104 nomes são premiados pelo projeto Latinidades Pretas

Em cerimônia cheia de apresentações artísticas marcantes, o projeto Latinidades Pretas apresentou, no Dia Internacional Contra a Homofobia, a lista de 104 premiados, negros e LGBTQIA+ de sete países. O edital deste ano, com os propósitos benevolentes, atingiu mais de 700 inscrições. Diante do volume de participantes, 104 foram selecionados. A princípio, apenas 100 seriam contemplados.

Para acessar a lista completa de selecionados e selecionadas, clique aqui.
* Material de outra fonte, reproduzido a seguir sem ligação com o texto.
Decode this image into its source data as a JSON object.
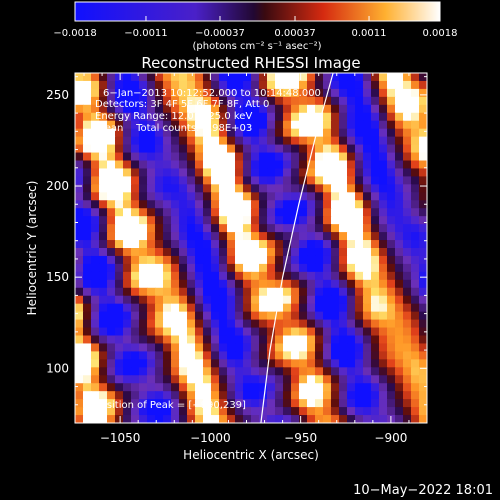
{
  "chart_data": {
    "type": "heatmap",
    "title": "Reconstructed RHESSI Image",
    "xlabel": "Heliocentric X (arcsec)",
    "ylabel": "Heliocentric Y (arcsec)",
    "xlim": [
      -1075,
      -880
    ],
    "ylim": [
      70,
      262
    ],
    "x_ticks": [
      -1050,
      -1000,
      -950,
      -900
    ],
    "x_tick_labels": [
      "−1050",
      "−1000",
      "−950",
      "−900"
    ],
    "y_ticks": [
      100,
      150,
      200,
      250
    ],
    "y_tick_labels": [
      "100",
      "150",
      "200",
      "250"
    ],
    "colorbar": {
      "range": [
        -0.0018,
        0.0018
      ],
      "ticks": [
        -0.0018,
        -0.0011,
        -0.00037,
        0.00037,
        0.0011,
        0.0018
      ],
      "tick_labels": [
        "−0.0018",
        "−0.0011",
        "−0.00037",
        "0.00037",
        "0.0011",
        "0.0018"
      ],
      "unit_label": "(photons cm⁻² s⁻¹ asec⁻²)"
    },
    "colors": {
      "low": "#1010ff",
      "mid_low": "#6a2fb8",
      "mid": "#2a0a4a",
      "mid_high": "#e0401a",
      "high": "#ffe06a",
      "max": "#ffffff"
    },
    "pattern": "diagonal striped reconstruction with alternating positive and negative bands oriented lower-right to upper-left",
    "limb_line": [
      [
        -972,
        70
      ],
      [
        -967,
        110
      ],
      [
        -960,
        150
      ],
      [
        -951,
        190
      ],
      [
        -941,
        230
      ],
      [
        -932,
        262
      ]
    ],
    "peak_position": [
      -990,
      239
    ]
  },
  "overlay": {
    "time_range": "6−Jan−2013 10:12:52.000 to 10:14:48.000",
    "detectors": "Detectors: 3F 4F 5F 6F 7F 8F, Att 0",
    "energy": "Energy Range: 12.0 − 25.0 keV",
    "method": "Clean    Total counts: 1.98E+03",
    "peak_label": "Position of Peak = [−990,239]"
  },
  "footer": {
    "date": "10−May−2022 18:01"
  }
}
Os conteúdos escolhidos serão exibidos no site do Latinidades Pretas semanalmente. Serão shows, performances, oficinas, filmes, clipes, álbuns sonoros e visuais, galeria de artes visuais, entre outros materiais, priorizando proponentes pessoas trans, do Norte do Brasil, de comunidades tradicionais, além de pessoas com deficiência.

O projeto nasceu em 2020, a partir da parceria entre o Instituto Afrolatinas e o Instituto Feira Preta, diante da emergência econômica resultante da pandemia do novo coronavírus (Covid-19). Sabendo que empreendedoras criativas negras, em geral, não possuem fundos de reserva para o próprio sustento, geram renda para outras famílias com seu trabalho e ainda são arrimos de família, a primeira edição do projeto focou em mulheres negras. Foram oferecidas 68 bolsas para trabalhadoras negras da cultura, que geraram conteúdo para a plataforma Latinidades Pretas e, em uma semana, alcançaram 1.447 inscrições, de todas as regiões brasileiras e mais nove países.

Nessa segunda edição, com patrocínio da Open Society, o projeto direciona o olhar especialmente para artistas negros e indígenas da comunidade LGBTQIAP+ em toda a América Latina. Com isso, firmaram um compromisso com as vidas das pessoas negras e indígenas LGBTQIAP+, com a memória, história e proteção do vasto patrimônio cultural imaterial das culturas LGBTQIAP+ e com o reconhecimento da contribuição desta população para a sociedade.

O objetivo é valorizar trajetórias, histórias e memórias, assim como gerar renda e dar suporte a empreendedores e empreendedoras em suas trajetórias e negócios dentro da cadeia produtiva da cultura. E por reflexo desse movimento, a proteção desse legado cultural e identitário potente, contra apagamentos sistemáticos também se faz presente.